Randall, the health board official, is pregnant and facing her own transportation struggles.
It’s a three-hour round trip between her home in the town of Pine Ridge and her prenatal appointments in Rapid City. Randall has had to cancel several appointments when family members couldn’t lend their cars.
Goodlow, the 20-year-old who has lost several loved ones, lives with seven other people in her mother’s two-bedroom house along a gravel road. Their tiny community on the Pine Ridge Reservation has homes and ranches but no stores.
Goodlow attended several suicide-prevention presentations in high school. But the programs haven’t stopped the deaths. One friend recently killed herself after enduring the losses of her son, mother, best friend, and a niece and nephew.
A month later, another friend died from a burst appendix at age 17, Goodlow said. The next day, Goodlow woke up to find one of her grandmother’s parakeets had died. That afternoon, she watched one of her dogs die after having seizures.
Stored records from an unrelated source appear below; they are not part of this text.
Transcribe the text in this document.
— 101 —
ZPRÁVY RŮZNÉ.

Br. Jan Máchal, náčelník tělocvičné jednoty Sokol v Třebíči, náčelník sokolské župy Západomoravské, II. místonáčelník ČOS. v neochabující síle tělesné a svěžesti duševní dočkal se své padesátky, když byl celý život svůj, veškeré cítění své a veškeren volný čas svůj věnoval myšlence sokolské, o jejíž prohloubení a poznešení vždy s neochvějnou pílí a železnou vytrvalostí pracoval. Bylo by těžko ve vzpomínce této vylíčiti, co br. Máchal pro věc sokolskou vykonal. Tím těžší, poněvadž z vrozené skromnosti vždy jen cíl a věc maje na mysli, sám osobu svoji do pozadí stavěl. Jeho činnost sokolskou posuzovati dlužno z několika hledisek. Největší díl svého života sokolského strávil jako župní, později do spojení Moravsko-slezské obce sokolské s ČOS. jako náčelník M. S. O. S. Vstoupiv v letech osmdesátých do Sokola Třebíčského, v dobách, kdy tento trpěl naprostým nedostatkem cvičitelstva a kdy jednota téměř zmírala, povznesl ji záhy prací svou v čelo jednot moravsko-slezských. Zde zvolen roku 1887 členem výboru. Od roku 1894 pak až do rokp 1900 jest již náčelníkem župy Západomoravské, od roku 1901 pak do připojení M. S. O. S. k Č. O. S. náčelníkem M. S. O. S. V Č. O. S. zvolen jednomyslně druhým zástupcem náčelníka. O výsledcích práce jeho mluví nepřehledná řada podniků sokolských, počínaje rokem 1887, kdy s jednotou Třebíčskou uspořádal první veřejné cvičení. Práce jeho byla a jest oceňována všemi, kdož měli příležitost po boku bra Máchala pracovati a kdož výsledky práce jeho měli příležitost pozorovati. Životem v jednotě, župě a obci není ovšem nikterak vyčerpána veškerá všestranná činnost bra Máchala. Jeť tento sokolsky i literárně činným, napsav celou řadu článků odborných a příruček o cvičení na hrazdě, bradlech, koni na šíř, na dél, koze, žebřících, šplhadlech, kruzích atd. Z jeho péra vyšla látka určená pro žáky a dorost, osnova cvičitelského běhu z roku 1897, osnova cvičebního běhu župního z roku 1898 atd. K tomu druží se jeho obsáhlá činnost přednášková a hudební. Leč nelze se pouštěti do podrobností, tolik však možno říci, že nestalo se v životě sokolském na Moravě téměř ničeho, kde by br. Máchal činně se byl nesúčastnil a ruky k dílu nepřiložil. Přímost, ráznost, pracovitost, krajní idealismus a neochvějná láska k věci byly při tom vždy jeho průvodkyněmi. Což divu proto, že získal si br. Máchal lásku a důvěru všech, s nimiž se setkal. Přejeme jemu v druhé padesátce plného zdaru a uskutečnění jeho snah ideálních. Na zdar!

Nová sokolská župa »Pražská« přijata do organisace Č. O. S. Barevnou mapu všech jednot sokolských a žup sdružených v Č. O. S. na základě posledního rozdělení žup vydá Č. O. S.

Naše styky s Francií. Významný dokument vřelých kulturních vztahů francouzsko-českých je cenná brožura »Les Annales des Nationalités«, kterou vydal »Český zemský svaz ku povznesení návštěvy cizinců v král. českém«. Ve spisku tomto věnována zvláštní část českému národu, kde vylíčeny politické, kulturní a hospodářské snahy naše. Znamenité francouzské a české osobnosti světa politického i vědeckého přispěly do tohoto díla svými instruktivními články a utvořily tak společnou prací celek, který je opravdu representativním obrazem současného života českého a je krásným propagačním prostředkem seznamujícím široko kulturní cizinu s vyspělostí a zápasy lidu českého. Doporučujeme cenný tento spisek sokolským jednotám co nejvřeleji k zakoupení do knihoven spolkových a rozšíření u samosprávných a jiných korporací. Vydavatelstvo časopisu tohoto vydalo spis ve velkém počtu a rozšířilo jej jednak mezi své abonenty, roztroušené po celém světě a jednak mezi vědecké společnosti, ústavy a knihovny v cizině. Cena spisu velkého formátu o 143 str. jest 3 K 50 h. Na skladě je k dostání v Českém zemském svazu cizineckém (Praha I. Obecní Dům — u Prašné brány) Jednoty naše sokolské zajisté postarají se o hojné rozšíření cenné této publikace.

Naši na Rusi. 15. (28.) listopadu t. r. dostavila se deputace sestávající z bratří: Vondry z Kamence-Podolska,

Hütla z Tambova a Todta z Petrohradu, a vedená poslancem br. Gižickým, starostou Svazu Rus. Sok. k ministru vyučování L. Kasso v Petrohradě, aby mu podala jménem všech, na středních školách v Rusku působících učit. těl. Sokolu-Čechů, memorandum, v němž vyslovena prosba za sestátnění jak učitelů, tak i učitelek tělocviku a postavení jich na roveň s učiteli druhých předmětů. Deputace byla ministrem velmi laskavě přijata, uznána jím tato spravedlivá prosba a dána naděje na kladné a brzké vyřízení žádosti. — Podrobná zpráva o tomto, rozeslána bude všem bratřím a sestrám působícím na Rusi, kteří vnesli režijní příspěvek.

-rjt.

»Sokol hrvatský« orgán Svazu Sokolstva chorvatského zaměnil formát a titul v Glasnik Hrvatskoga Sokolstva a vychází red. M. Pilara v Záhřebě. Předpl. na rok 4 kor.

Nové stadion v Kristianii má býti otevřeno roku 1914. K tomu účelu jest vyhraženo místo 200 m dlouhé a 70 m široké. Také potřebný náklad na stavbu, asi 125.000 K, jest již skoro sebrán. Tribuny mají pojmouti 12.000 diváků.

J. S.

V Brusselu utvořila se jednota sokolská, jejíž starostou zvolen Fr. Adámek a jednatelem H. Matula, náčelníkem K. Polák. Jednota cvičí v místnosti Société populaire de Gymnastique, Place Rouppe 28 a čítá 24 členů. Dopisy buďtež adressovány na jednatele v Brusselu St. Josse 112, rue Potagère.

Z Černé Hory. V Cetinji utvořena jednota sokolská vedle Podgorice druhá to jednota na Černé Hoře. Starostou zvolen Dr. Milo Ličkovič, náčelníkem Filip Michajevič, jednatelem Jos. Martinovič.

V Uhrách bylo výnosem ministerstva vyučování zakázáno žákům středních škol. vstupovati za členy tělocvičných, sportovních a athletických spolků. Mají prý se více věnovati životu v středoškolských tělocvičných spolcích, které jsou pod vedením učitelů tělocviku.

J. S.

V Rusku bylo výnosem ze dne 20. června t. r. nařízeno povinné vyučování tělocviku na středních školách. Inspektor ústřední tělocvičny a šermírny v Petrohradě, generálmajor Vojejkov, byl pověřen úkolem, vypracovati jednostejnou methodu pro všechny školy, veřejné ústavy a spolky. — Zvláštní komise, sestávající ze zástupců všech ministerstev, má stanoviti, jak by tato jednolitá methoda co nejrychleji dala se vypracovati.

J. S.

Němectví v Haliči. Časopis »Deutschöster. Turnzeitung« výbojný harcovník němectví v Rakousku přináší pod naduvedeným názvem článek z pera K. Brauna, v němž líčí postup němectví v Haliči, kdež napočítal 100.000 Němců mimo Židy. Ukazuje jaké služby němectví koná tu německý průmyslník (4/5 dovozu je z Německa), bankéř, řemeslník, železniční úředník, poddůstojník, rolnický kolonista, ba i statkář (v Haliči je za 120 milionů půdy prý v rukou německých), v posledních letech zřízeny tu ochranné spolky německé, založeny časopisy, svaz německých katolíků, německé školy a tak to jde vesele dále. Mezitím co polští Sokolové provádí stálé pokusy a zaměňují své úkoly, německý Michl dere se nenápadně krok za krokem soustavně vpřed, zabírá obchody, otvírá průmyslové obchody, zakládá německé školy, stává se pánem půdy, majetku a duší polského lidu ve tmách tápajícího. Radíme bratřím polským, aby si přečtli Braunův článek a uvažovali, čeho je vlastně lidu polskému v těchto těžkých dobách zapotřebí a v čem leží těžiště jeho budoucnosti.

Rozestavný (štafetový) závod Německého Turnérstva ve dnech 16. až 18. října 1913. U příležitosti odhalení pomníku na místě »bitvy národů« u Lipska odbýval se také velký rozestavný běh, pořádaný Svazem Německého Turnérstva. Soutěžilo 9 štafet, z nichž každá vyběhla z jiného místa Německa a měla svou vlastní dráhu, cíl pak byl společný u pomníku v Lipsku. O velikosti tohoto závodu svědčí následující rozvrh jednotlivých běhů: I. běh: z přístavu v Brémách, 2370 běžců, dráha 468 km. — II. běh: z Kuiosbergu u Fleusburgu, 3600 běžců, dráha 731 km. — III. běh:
“I thought it was like some sign,” Goodlow said. “I started crying and then I started thinking, ‘Why is this happening to me?’”
Warne said the overall conditions on some reservations can create despair. But those same reservations, including Pine Ridge, also contain flourishing art scenes and language and cultural revitalization programs. And not all Native American communities are poor.
Warne said federal, state, and tribal governments need to work together to improve life expectancy. He encourages tribes to negotiate contracts allowing them to manage their own health care facilities with federal dollars because that can open funding streams not available to the Indian Health Service.
Katrina Fuller is the health director at Siċaŋġu Co, a nonprofit group on the Rosebud Reservation in South Dakota. Fuller, a member of the Rosebud Sioux Tribe, said the organization works toward “wicozani,” or the good way of life, which encompasses the physical, emotional, cultural, and financial health of the community.
Siċaŋġu Co programs include bison restoration, youth development, a Lakota language immersion school, financial education, and food sovereignty initiatives.
“Some people out here that are struggling, they have dreams, too. They just need the resources, the training, even the moral support,” Fuller said. “I had one person in our health coaching class tell me they just really needed someone to believe in them, that they could do it.”
This story was published by KFF Health News on April 17, 2024. It is republished with permission.